The Ethics of Divination: Choosing Your Seer

By Dianne Hardwick

Professionals have their regulatory bodies and codes of practice, but
individuals involved in mystical work are often self taught. This can
leave them feeling they are in something of a black hole when it comes
to dealing with the public appropriately. From the point of view of
the client, it makes it difficult to know who to choose for a reading.

Ethical principles should guide all practitioners of the divinatory
arts, whatever their field. Talking with a group of astrologers
confirmed for me that the same types of problems face all "readers"
whose clients have come seeking advice: dealing with difficult
questions; the possibility of tragic events; what to do when people
have depression or issues they cannot handle alone, and especially,
avoiding dependency and the pressure it places on the practitioner.

It is dependency on the reader that I will discuss here and how
readers and their clients can avoid the problem.

Initially, I would say, be clear about motives. As a practitioner, I
think the best position is to have a set of strong values with regard
to your work that accord with your spiritual perspective. Being a
person who tries to live her life by Buddhist teachings I ask myself,
"What is my motivation in doing this kind of work?" The answer that
initially springs to mind is to help others by giving them the
insights gleaned from a reading, but it is more than that. It is to
empower others to choose for themselves how to deal more effectively
with problems in their lives by giving them information. Encouraging
clients to become dependent on more and more readings is not ethical.

Client dependency usually occurs when people have a simplistic view of
divination. They believe that a reading reveals "Fate" – a future
written in tablets of stone that cannot be avoided. They see
themselves in the role of puppets on a stage where larger forces are
pulling the strings. If they get the "wrong answer" to their queries
then real stress can result and clients can pressure readers to tell
them what they want to hear by asking the same question again and
again, until they get the "right" answer. It's easy to forget how much
the client invests in what a reader says and how careful readers need
to be when faced with someone overwhelmed by life problems.

The Tarot cards show potentials, trends and possibilities for a person
at any one time. At no stage does that person lose their free will.
Readers need to show clients how they have choices and need to be
proactive in their lives. "If you follow this path, then X may occur.
If you follow that path then Y is more likely". Does anybody get a new
job or a new romance if they don't make some moves towards their goal?
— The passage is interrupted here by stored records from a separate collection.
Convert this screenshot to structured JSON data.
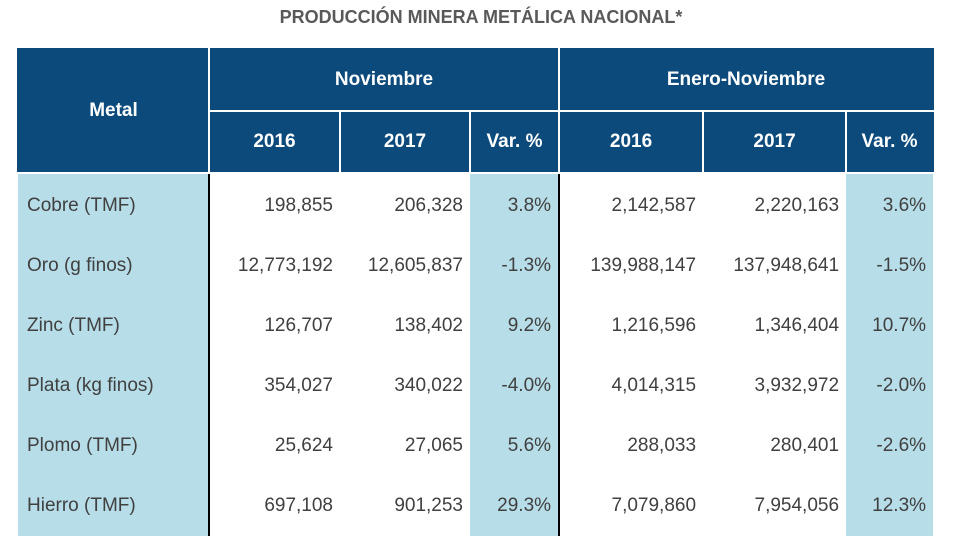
{
  "title": "PRODUCCIÓN MINERA METÁLICA NACIONAL*",
  "chart_data": {
    "type": "table",
    "title": "PRODUCCIÓN MINERA METÁLICA NACIONAL*",
    "header": {
      "metal": "Metal",
      "groups": [
        "Noviembre",
        "Enero-Noviembre"
      ],
      "subcolumns": [
        "2016",
        "2017",
        "Var. %",
        "2016",
        "2017",
        "Var. %"
      ]
    },
    "rows": [
      {
        "metal": "Cobre (TMF)",
        "nov_2016": "198,855",
        "nov_2017": "206,328",
        "nov_var": "3.8%",
        "ytd_2016": "2,142,587",
        "ytd_2017": "2,220,163",
        "ytd_var": "3.6%"
      },
      {
        "metal": "Oro (g finos)",
        "nov_2016": "12,773,192",
        "nov_2017": "12,605,837",
        "nov_var": "-1.3%",
        "ytd_2016": "139,988,147",
        "ytd_2017": "137,948,641",
        "ytd_var": "-1.5%"
      },
      {
        "metal": "Zinc (TMF)",
        "nov_2016": "126,707",
        "nov_2017": "138,402",
        "nov_var": "9.2%",
        "ytd_2016": "1,216,596",
        "ytd_2017": "1,346,404",
        "ytd_var": "10.7%"
      },
      {
        "metal": "Plata (kg finos)",
        "nov_2016": "354,027",
        "nov_2017": "340,022",
        "nov_var": "-4.0%",
        "ytd_2016": "4,014,315",
        "ytd_2017": "3,932,972",
        "ytd_var": "-2.0%"
      },
      {
        "metal": "Plomo (TMF)",
        "nov_2016": "25,624",
        "nov_2017": "27,065",
        "nov_var": "5.6%",
        "ytd_2016": "288,033",
        "ytd_2017": "280,401",
        "ytd_var": "-2.6%"
      },
      {
        "metal": "Hierro (TMF)",
        "nov_2016": "697,108",
        "nov_2017": "901,253",
        "nov_var": "29.3%",
        "ytd_2016": "7,079,860",
        "ytd_2017": "7,954,056",
        "ytd_var": "12.3%"
      }
    ]
  },
  "colors": {
    "header_bg": "#0b4a7a",
    "header_text": "#ffffff",
    "highlight_bg": "#b7dde8",
    "body_text": "#404040",
    "title_text": "#595959"
  }
}
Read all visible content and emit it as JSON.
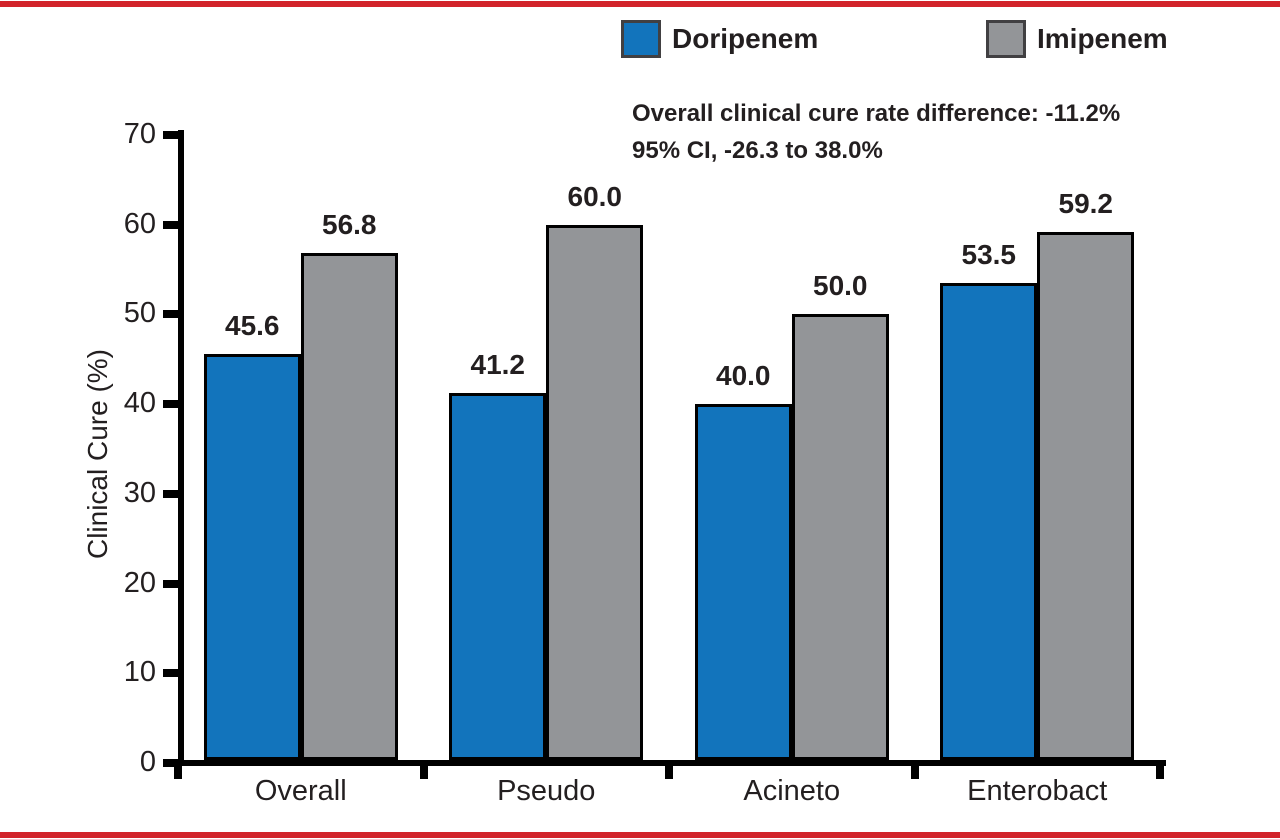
{
  "colors": {
    "doripenem_blue": "#1274BC",
    "imipenem_gray": "#939598",
    "frame_red": "#D2232A",
    "text_dark": "#231F20",
    "axis_black": "#000000"
  },
  "legend": [
    {
      "label": "Doripenem",
      "color": "#1274BC"
    },
    {
      "label": "Imipenem",
      "color": "#939598"
    }
  ],
  "annotation": {
    "line1": "Overall clinical cure rate difference: -11.2%",
    "line2": "95% CI, -26.3 to 38.0%"
  },
  "chart_data": {
    "type": "bar",
    "categories": [
      "Overall",
      "Pseudo",
      "Acineto",
      "Enterobact"
    ],
    "series": [
      {
        "name": "Doripenem",
        "color": "#1274BC",
        "values": [
          45.6,
          41.2,
          40.0,
          53.5
        ]
      },
      {
        "name": "Imipenem",
        "color": "#939598",
        "values": [
          56.8,
          60.0,
          50.0,
          59.2
        ]
      }
    ],
    "title": "",
    "xlabel": "",
    "ylabel": "Clinical Cure (%)",
    "ylim": [
      0,
      70
    ],
    "yticks": [
      0,
      10,
      20,
      30,
      40,
      50,
      60,
      70
    ],
    "value_label_decimals": 1,
    "grid": false,
    "legend_position": "top"
  }
}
A good reading should show ways of making desirable changes. If you
are a client looking for a reader who can give you real insight into
your possibilities then you should be looking for someone who has the
insight to explain things in this way.

At no time should you feel you have lost control of your choices. The
purpose of divination is to seek guidance not intimidation. Both
"seers" and clients need to adopt an exploratory frame of mind in a
reading rather than a predictive one and clients should ask, when they
book a reading, "How do you work? Is there only one answer to a
problem or am I free to explore the possibilities open to me?"